True to my word, I dragged him home to see Donna Foster. She took one look at him and decided that she was going to adopt him. It was fine with me—anything so he’d stop being startled, stop turning like a deer caught in the headlights whenever he didn’t know I was there, and stop catching his breath all the damn time. My mother explained that I was a slob, that I ate like a frat boy, and that I didn’t have a pet because I kept letting my plants die. I was good, she told him, inside and out, even if the outside needed a haircut.

Six months later, I suggested he take some self-defense classes, and you would have thought I came up with the cure for the common cold. I was told I was brilliant. But I knew that already.

I had seen a slow but steady change in Charlie Ryerson over the past two years. His confidence in his work translated to an ease with clients that I liked so much that I moved him into the foreman position a year later. Even though he was young, twenty-three then, twenty-six, close to twenty-seven now, he had the respect of the men because he could do their job if he needed to. He could still get dirty, even though he had never really been blue-collar like the rest of us. He was charming; he could finesse clients, whereas I ended up barking at people. He was sleek and gentle; I tended to yell. Paul wanted him to take on the liaison role between us and commercial customers, the larger scale clients, and put away his tool belt forever. It wasn’t sales, it was wining and dining and schmoozing, and I wasn’t sure he would go for that. I had been secretly glad that Bill, another one of my guys, had taken a weeklong vacation so Charlie had to fill in for him. I thought maybe he breathed better when he was outside. He was going to have to make a decision soon, though, because Paul had offered him an important place in our company, and Charlie couldn’t draw out the decision indefinitely.

“Leo?”

Back in the present, my eyes flicked to Charlie’s face, and I noticed that those stunning eyes of his were rimmed red and watering. I waited.

“He—” Quiet cough. “—your friend, he recognized me?”

“He did.”

Charlie took a deep, shaky breath, leaning back from the table. “Do you want me to work through the end of the week, or just leave now or—”

“What’re you talking about?”

He squinted at me.

I crossed my arms and waited.

“Leo, you can’t, I mean, I… I’ve been talking to people.”

Now I was confused. “You talk to a lot of people, Charlie.”

He caught his breath.

“No, don’t start that shit again.”

“What shit?”

“The whole being afraid of me bullshit,” I growled at him. “I’ve never done anything but be nice to you, asshole, so don’t start getting skittish now. I don’t deserve it.”

He was stunned.

“I’m warning you.” I pointed at him.

His hands came up in defense. “No, I know, you don’t deserve—”

“And,” I cut him off, nearly snarling, “I would have never even brought the porn crap up, but if you found out down the road that I knew, it would be like I was keeping something from you, and then you’d be wondering what kind of man I was all over again when you know already.
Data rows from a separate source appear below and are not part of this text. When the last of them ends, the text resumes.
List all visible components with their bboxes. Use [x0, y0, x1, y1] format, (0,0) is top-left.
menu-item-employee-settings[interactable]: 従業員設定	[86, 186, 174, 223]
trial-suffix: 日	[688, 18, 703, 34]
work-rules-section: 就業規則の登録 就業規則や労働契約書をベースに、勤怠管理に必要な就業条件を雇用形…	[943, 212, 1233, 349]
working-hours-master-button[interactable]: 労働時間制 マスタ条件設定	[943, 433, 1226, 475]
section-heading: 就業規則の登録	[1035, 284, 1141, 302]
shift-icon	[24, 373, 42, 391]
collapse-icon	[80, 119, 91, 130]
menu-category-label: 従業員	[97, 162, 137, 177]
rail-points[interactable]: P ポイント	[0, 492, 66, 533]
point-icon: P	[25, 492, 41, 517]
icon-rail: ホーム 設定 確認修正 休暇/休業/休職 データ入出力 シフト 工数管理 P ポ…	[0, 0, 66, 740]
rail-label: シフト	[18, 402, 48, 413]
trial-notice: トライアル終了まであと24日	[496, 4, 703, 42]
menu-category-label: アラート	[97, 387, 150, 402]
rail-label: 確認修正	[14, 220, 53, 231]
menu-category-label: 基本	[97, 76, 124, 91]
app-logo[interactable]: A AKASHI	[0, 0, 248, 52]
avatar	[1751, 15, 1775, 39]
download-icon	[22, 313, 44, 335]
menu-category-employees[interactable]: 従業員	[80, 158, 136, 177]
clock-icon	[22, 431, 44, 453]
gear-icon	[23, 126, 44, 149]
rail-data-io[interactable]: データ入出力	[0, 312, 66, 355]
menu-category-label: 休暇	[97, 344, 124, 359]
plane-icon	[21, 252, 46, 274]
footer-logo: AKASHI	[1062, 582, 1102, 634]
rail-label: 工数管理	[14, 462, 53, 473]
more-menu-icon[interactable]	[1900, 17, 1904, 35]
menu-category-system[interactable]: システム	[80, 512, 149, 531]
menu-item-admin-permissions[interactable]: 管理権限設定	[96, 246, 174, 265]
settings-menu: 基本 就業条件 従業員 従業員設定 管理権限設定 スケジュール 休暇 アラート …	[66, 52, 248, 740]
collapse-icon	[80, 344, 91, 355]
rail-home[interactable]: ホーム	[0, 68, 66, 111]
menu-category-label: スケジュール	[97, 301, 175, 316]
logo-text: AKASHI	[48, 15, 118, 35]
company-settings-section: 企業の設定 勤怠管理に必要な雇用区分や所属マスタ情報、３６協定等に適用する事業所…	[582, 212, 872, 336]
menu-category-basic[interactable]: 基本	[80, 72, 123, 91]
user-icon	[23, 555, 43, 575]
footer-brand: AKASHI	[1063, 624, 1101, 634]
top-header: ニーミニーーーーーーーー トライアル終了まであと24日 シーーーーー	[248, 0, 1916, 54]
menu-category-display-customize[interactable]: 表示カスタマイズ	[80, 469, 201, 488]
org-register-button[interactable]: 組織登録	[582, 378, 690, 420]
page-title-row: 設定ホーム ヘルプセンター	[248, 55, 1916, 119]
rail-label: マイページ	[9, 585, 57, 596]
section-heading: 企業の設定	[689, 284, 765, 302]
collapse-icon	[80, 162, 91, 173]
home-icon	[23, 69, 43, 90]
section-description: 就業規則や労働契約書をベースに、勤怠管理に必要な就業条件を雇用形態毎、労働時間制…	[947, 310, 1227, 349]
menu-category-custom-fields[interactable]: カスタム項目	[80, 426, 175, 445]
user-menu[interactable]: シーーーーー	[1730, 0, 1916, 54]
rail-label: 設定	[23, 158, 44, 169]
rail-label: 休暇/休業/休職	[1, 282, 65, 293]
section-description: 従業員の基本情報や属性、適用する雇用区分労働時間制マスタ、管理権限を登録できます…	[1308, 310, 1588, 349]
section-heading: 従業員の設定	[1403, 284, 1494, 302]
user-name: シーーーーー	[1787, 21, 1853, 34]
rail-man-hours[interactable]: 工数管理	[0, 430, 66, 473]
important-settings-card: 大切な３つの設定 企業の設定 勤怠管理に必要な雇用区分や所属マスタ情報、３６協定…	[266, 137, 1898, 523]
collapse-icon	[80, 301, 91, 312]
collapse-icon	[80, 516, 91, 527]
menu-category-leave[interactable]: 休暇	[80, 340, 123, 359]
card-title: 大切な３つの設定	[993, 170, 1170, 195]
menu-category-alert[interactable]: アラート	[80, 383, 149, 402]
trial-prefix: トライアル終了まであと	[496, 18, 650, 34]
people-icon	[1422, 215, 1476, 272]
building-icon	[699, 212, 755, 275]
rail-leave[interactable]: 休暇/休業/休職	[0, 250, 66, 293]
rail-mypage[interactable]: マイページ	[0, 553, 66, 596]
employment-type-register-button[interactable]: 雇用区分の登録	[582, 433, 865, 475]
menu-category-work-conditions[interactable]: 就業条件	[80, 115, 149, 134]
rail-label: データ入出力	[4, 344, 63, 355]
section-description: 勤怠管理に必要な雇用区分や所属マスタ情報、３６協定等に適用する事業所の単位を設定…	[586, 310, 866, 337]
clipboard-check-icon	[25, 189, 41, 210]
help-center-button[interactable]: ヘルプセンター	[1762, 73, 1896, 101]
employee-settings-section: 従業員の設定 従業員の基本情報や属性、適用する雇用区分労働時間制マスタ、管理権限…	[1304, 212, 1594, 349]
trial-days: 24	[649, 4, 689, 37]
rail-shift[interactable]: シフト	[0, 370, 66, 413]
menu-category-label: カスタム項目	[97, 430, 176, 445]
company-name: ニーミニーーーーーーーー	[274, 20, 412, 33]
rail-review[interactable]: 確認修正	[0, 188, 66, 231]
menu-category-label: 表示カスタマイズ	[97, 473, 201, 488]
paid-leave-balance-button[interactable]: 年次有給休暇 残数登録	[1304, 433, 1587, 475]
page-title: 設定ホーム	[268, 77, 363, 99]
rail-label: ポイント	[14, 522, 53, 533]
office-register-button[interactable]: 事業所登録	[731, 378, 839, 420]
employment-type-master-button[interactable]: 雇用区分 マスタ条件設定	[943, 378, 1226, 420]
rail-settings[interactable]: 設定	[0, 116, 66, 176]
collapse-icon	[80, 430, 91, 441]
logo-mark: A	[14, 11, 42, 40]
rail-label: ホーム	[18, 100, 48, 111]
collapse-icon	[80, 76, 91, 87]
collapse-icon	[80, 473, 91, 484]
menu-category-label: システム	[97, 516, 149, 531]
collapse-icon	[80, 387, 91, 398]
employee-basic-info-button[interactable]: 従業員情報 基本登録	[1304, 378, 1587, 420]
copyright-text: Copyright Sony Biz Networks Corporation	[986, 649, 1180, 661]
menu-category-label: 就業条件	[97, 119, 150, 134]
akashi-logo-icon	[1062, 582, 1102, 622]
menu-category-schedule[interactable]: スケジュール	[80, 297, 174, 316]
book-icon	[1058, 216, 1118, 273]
So that’s why I told you I know, and it doesn’t have to go any further than this.”

He stared at me.

“Speak,” I ordered angrily.

“I’m just afraid that—”

“Afraid of what?” I dared him to say me.

“Not you!” he squeaked out, and it was funny, the noise, coupled with his denial. The timing, his words and mine, were strange, making it sound like he was lying.

“Charlie—”

“No, I swear, Leo,” he assured me, leaning forward, his eyes locked on mine. “Even at the beginning, I was never scared of you.”